Even if he activated Enchanted Combat now—
even if he boosted his muscles to the limit—
He wasn’t breaking this hold.
Lyra rolled her shoulders, vertebrae popping as she flexed, now towering over the facility ruins.
“Now that feels better,” she exhaled, stretching her arms. Her sleek black tail flicked, scattering snow. “I hate staying small for too long.”
Her golden eyes cut toward Kinata’s prize.
“With Seven in tow, our objective is complete.”
Kinata shifted her stance in the snow, adjusting him in her grip so he rested more securely against her palm and tail. To her, he weighed about as much as a bag of grain.
“Now it’s up to the humans,” Lyra continued, her tone almost bored. “If they agree to our Lady’s terms… everyone keeps pretending at peace.”
She smiled, baring a hint of fang.
“If not? We take what we’re owed.”
Kinata’s pupils thinned, her gaze drifting toward the distant city.
“Indeed.”
Seven bit back a curse, mind racing.
The Scan — Calculating the Impossible
He didn’t have much time.
Pinned in Kinata’s grasp, he triggered [Examine].
The world sharpened, a cold overlay sweeping across his vision—numbers, markers, threat estimates.
[Examine — Rapid Assessment]
Threat Level: S-Class (Severe)
Immediate Threats:
? Kinata — Aku Huntress. Titan-class.
– Strength, speed, and reflexes vastly exceed human limits
– Black lightning affinity; unknown ceiling
– Hunter instincts: high pattern recognition, ambush precision
? Lyra — Aku Assassin.
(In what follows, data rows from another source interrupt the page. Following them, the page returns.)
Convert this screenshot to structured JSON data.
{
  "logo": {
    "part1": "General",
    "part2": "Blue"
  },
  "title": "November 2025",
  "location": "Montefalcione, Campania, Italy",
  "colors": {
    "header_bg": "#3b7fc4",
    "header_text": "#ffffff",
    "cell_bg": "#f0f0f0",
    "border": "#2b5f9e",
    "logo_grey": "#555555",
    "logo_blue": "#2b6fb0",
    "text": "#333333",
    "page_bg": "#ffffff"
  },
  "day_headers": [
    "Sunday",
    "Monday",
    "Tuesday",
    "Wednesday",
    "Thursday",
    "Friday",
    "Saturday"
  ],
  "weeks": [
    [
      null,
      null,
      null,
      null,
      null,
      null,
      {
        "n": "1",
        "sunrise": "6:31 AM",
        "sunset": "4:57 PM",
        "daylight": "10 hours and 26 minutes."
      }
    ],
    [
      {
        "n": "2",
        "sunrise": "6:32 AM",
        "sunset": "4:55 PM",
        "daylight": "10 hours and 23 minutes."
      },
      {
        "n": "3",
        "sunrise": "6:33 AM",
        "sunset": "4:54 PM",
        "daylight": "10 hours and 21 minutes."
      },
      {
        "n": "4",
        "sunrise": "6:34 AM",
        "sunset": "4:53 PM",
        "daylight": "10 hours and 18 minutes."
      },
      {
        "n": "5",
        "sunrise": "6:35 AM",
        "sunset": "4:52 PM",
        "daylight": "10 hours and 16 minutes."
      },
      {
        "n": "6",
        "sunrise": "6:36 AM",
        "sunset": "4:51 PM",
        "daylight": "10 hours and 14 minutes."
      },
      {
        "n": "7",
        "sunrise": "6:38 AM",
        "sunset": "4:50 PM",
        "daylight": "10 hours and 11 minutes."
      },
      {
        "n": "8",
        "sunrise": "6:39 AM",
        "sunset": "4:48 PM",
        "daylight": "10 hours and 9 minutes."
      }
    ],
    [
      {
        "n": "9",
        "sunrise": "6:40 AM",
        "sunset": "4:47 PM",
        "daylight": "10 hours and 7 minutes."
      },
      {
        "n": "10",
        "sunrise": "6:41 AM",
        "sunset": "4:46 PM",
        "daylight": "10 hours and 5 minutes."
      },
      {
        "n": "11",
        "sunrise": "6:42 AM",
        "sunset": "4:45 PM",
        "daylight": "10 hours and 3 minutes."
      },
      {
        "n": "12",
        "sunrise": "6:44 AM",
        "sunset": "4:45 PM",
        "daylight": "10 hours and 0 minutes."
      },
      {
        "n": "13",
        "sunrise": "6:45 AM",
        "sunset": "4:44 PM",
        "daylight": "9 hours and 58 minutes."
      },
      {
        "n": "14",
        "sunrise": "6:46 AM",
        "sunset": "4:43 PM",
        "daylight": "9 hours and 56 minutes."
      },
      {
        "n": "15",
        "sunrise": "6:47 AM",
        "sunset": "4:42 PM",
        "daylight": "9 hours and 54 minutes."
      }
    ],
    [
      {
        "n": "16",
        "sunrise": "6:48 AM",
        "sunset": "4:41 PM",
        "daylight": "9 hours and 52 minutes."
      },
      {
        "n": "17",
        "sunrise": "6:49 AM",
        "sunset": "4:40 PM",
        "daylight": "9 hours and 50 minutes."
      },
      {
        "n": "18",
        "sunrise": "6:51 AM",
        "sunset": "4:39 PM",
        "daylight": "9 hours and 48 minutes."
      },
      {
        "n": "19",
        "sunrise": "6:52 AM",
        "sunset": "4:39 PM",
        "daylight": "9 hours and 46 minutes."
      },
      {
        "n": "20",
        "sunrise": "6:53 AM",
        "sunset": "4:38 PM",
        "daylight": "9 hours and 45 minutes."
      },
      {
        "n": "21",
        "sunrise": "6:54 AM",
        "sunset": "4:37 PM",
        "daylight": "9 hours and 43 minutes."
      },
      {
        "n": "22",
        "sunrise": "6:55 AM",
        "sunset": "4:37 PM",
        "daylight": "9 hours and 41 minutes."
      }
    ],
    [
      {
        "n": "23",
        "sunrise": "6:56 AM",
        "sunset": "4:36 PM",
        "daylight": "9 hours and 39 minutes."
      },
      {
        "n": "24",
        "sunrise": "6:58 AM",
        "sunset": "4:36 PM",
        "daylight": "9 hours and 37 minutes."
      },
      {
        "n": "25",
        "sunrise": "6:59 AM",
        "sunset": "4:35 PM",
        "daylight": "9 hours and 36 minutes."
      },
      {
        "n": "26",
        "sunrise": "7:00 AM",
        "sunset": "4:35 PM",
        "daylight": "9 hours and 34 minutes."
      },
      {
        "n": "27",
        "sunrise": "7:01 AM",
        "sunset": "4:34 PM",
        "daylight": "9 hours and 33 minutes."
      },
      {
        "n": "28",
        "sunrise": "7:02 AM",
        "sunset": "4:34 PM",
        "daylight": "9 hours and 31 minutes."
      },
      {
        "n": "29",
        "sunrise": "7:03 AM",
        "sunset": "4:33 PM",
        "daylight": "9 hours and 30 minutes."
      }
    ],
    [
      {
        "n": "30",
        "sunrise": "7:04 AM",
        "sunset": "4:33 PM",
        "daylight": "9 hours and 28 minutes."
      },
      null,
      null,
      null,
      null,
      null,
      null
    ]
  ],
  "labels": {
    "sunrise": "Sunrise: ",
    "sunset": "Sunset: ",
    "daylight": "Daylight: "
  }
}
Titan-class.
– Extreme agility, precision, and stealth
– Poisons detected on weapon coating
– Shadow manipulation / masking
Environmental Factors:
? Corrupted Aether concentration high.
? Exposure will worsen over time.
? Unstable terrain around the facility.
Self-Status:
? Stamina: Reduced but stable
? Mana: Moderately spent (Enchanted Combat + rifle usage)
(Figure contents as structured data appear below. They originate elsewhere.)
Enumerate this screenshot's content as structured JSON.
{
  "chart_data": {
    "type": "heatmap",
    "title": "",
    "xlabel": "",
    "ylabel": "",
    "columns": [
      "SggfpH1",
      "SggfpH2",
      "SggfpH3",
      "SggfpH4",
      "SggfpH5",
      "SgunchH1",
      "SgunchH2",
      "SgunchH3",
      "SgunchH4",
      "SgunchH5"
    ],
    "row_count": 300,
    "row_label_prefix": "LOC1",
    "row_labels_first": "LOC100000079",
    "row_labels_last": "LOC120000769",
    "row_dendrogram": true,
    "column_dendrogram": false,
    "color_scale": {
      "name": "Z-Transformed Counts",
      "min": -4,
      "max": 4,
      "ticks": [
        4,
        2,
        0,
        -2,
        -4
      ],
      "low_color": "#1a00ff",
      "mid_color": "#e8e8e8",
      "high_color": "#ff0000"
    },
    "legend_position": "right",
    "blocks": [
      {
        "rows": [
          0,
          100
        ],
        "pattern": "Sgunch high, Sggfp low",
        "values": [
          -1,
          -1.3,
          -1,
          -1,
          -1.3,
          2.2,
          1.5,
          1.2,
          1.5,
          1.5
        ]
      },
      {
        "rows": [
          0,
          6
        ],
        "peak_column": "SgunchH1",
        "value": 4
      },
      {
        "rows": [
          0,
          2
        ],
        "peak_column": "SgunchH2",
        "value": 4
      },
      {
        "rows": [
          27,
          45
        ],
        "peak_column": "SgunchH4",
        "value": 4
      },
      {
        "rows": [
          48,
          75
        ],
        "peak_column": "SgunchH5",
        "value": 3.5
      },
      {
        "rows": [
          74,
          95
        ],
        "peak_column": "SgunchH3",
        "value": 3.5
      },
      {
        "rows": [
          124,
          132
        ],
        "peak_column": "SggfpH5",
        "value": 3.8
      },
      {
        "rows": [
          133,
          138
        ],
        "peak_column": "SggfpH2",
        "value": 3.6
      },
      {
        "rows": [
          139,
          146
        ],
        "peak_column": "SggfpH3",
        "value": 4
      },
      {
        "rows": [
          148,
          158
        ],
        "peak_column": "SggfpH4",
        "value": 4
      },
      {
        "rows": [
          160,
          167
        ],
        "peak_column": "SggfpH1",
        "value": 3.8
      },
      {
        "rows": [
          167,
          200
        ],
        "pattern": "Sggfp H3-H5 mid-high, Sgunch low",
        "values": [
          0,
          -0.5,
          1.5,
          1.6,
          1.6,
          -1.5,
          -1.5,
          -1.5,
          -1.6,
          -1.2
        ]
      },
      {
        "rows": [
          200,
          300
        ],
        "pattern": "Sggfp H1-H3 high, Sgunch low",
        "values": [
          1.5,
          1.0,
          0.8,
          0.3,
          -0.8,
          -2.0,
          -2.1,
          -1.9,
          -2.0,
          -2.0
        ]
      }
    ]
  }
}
? Bionic Arm: Partially stressed by corruption exposure
Options surfaced, cold and unforgiving.
Strategic Paths:
1. Talk / stall for time
– Success chance: low
– Risk: capture, relocation
2. Feign compliance, wait for opportunity
– Success chance: moderate
– Requires unknown future variables (terrain, allies, mistakes)
3. Overload Enchanted Combat & attempt breakaway now
– Success chance: near zero
– Risk: severe injury or death
The display flickered.
Then vanished.
Seven exhaled slowly.
“Tch… not great odds.”
Kinata glanced down, as if she’d felt the shift in his focus.
“Still thinking of running?” she asked, amused.
Seven met her gaze.
“If I say no, you’d believe me?”
Her smile widened.
“No.”
Lyra chuckled, folding her arms as she walked ahead, snow crunching under each titanic step.
“Struggle if you want, human,” she called back over her shoulder. “Makes the journey more entertaining.”
Kinata turned away from the facility, her massive stride carrying them toward the white horizon.
Seven felt his ribs jolt with each step. The ruined facility receded behind them—swallowed by distance and snowfall.
He stared toward the far-off, invisible line where Novastra lay.
Fluffy.
Raven.
He didn’t know if they were alive.
Didn’t know if anyone would even realize he was gone in time.
But one thing was certain:
The game of cat and mouse was over.
The hunt was done.
Now the real nightmare was about to begin.